Life felt so unfair. I thought I wouldn’t be able to act again, which left me heartbroken. It felt like there was a giant hole underneath my feet and all my hopes and dreams for the future were being sucked inside.

What came next was six rounds of chemotherapy, numerous infections and utter exhaustion. Treatment was so hard, and I felt so isolated because I was the only person on the ward with a facial tumour.

The chemotherapy was having a positive effect and day by day the tumour was getting smaller. I could finally start smiling again and I was getting back to my old self.

However, this happiness was short lived. There were parts of the tumour the chemotherapy couldn’t reach, so I needed an operation to remove the rest. This was the toughest, hardest and most upsetting thing I have ever been through.

Following the operation, I had to do a lot of emotional healing and finding gratitude for my health, friends, family and the fact that I could still speak, sing and see helped my recovery.

Cancer has changed the person I am. I will never get back to the old Crystal, but I have evolved into a stronger, self-assured and compassionate person because of it and I hope my story inspires others to feel the same. 

Following my operation, I stayed at Pauls House in London, which is a home away from home for cancer patients needing treatment far away from where they live. I saw a Teens Unite leaflet on the table. The smiling faces and the list of activities caught my eye. I promised myself that I would sign up once I had healed and I did.

My first Teens Unite session was a beauty day. I went with a friend and had so much fun. I had never been fed so much delicious food and pampered so much in one day! It was wonderful. 

I then went on Teens Unite’s Activity Stay, which has been one of the best experiences of my life. It was the first time since my operation that I connected with a large group of people who were of a similar age to me.

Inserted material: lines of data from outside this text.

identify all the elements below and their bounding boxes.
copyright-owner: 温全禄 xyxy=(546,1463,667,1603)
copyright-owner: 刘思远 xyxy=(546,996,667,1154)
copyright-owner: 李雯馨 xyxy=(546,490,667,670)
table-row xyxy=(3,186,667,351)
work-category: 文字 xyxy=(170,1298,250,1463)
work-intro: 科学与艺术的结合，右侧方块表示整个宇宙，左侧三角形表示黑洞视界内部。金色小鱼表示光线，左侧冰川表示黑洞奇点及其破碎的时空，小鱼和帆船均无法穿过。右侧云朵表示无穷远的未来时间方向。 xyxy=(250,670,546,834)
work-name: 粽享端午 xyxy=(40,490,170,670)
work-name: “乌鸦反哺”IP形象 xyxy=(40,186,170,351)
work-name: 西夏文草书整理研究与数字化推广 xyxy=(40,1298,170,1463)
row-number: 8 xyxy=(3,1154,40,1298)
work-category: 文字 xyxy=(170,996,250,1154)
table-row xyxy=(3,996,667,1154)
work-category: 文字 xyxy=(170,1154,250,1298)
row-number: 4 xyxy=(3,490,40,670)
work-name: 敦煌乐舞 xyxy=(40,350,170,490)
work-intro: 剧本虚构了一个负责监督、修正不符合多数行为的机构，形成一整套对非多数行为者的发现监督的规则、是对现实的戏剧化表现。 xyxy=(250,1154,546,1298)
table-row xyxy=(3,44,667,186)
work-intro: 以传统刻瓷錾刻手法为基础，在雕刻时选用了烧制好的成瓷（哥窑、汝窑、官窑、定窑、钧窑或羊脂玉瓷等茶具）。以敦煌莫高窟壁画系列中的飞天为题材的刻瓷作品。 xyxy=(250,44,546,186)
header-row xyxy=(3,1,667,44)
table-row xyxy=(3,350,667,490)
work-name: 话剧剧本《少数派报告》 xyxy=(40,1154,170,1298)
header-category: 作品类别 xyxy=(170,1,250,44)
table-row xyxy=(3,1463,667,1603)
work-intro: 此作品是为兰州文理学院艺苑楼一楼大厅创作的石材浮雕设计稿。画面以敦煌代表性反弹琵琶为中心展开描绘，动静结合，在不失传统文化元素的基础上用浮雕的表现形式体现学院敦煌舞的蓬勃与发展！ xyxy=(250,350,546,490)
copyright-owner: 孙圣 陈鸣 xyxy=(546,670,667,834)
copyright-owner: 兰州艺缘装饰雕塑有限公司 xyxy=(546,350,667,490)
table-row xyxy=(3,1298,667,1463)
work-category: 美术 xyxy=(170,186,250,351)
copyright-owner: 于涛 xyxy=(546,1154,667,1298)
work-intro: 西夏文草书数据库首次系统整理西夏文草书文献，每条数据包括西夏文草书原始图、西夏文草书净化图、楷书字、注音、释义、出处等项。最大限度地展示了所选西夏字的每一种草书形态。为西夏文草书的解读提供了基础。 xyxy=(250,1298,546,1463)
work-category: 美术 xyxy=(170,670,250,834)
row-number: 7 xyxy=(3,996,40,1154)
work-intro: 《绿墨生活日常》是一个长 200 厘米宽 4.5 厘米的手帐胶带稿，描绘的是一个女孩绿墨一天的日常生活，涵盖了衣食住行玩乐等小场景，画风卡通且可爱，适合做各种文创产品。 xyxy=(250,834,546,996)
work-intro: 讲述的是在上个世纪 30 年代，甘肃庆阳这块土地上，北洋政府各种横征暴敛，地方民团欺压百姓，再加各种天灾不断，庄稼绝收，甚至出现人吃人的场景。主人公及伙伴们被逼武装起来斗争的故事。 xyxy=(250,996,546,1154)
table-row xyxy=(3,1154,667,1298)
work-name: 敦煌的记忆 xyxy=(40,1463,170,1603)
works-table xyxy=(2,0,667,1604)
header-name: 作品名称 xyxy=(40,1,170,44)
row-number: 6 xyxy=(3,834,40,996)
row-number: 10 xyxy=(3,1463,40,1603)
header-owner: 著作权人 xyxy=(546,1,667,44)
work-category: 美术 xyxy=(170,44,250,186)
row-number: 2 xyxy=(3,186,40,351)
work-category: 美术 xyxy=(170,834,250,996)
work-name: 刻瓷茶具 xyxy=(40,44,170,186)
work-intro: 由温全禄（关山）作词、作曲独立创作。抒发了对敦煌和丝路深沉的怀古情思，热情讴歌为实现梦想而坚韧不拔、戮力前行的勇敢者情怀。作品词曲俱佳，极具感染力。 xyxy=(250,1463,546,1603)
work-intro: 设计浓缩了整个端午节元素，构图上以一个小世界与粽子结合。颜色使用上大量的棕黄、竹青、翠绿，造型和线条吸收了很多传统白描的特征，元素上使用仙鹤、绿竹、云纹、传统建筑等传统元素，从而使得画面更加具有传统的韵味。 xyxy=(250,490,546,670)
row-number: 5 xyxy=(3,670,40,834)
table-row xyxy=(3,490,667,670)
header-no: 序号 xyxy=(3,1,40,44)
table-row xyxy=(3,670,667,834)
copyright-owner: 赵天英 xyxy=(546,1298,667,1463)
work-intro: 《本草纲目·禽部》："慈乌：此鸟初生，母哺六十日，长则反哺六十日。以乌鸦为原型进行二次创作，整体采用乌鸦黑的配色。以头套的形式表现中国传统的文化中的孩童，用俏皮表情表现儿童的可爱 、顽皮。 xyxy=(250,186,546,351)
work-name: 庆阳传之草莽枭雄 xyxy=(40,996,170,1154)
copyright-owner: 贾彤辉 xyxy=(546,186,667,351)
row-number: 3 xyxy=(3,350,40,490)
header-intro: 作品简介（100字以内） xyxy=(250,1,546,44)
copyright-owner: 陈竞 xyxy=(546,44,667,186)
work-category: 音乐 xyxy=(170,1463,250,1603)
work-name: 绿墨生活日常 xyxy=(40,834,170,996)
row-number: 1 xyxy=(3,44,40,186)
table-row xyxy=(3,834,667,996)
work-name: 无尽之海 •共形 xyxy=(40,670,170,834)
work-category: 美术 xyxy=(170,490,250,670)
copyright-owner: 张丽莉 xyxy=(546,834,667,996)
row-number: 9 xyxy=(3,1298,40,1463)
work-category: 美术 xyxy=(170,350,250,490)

Even during the COVID-19 pandemic, Teens Unite have been providing plenty of online opportunities to stay connected with others in a similar situation. I’ve been doing yoga, craft activities, karaoke, photography, bingo and quiz nights. This has brought me even closer to the charity and I’ve made more friends as a result.

The online sessions have saved my life. I now feel free to be myself, joke around and learn new and exciting things whilst meeting awesome people every day. I can chat to the Teens Unite team about anything and the constant support and care for my wellbeing is amazing. I'm very grateful.

Teens Unite treat me with love, kindness and respect. They never ask what happened to my face, and I always feel welcome.

What I have been through, the challenges I’ve faced, the positives I’ve found and the support of charities like Teens Unite have helped me become the Crystal I am today.

I hope that by sharing my story, it reassures others that whether cancer leaves a visible or hidden scar, there are always people to help you get back up.